Now with the Dodgers, McGwire has another chance to reflect on how performance-enhancing drugs are ruining the game.
But is McGwire being sincere or is he just trying to save his dreams of making it into Cooperstown?
Mark McGwire should be the last guy commenting on PED use in baseball and on the suspensions that were handed out. He was the main juicer!— Ray (@rfig_25) August 6, 2013
The Steroids Era
There are some that argue that you vote players into the Hall of Fame based on if they were one of the best players of their era.
When guys like McGwire, Sammy Sosa, Barry Bonds and Rafael Palmeiro played, it was the steroid era.
Despite the fact that it was cheating, it was still a part of the game and something that gave baseball fans a lot to be excited about.
Was McGwire one of the best players of his era? Absolutely.
He batted .263 with 583 home runs and 1,414 RBI. I'd say those numbers, under normal circumstances, would be Hall-worthy.
He and Sosa gave fans an exciting home-run chase in 1998, helping bring baseball back to relevancy in American households.
So, the numbers are there, but the prevailing attitude that cheaters must be kept out of the Hall, no matter what era, remains. Just look at Pete Rose, who was banned from the game for gambling on baseball.
McGwire Doesn't Think He Should Go In
The biggest tell here is that McGwire has already said he doesn't think he would vote himself for induction into the Hall of Fame.
During an interview on The Dan Patrick Show in 2012, McGwire said, "No, not by the guidelines they have now," McGwire told Patrick. "I’ll never fight it. I totally respect the Hall of Fame. I have never fought. They have rules and restrictions, I totally abide by them."

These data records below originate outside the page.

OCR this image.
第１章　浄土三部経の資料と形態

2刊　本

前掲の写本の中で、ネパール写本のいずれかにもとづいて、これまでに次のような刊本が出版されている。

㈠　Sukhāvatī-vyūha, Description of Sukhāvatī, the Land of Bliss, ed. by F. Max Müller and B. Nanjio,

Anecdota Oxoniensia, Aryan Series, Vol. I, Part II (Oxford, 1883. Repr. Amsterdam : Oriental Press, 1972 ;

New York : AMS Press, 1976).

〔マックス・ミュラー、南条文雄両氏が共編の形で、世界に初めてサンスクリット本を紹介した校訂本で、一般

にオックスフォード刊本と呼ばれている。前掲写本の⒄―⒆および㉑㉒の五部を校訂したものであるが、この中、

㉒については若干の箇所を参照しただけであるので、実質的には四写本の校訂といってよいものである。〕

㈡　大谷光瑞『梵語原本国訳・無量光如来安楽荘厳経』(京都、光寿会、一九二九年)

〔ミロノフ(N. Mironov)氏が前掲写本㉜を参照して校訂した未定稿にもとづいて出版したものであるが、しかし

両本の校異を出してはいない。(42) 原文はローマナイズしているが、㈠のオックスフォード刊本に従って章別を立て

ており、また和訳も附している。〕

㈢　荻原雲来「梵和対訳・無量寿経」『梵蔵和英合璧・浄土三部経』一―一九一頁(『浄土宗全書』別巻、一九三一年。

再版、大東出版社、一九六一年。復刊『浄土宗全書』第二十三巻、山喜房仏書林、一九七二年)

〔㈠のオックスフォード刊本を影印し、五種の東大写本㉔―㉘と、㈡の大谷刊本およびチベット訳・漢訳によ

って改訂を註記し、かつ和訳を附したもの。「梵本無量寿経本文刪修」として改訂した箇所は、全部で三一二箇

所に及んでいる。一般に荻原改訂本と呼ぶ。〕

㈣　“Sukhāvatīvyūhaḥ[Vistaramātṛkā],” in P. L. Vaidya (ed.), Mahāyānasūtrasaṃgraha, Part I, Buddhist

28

So if McGwire is saying he wouldn't vote himself in because of his past, then there's no reason why voters should.
Of the five players mentioned, which is most likely to get voted into the Hall of Fame?
McGwire understands the need to respect the integrity of Cooperstown.
Voters Are Speaking
When you look at the 2013 Hall of Fame voting results, a lot of voters are showing they aren't tolerating steroid users.
McGwire was 15th in the voting, receiving 16.9 percent of the vote. That was down from 19.5 percent the previous year.
In fact, of the players on the ballot involved in steroid speculation, only Roger Clemens had half of the 427 votes needed for election. And he only beat that by one vote (214). Bonds had 206 votes, while Sosa had 71 and Palmeiro had 50.
Regardless of what players linked to steroids say now that their careers are over, the voters will continue to speak with their votes.
And if 2013's vote says anything, that doesn't look good for the likes of McGwire, Bonds, Sosa, Palmeiro and Clemens.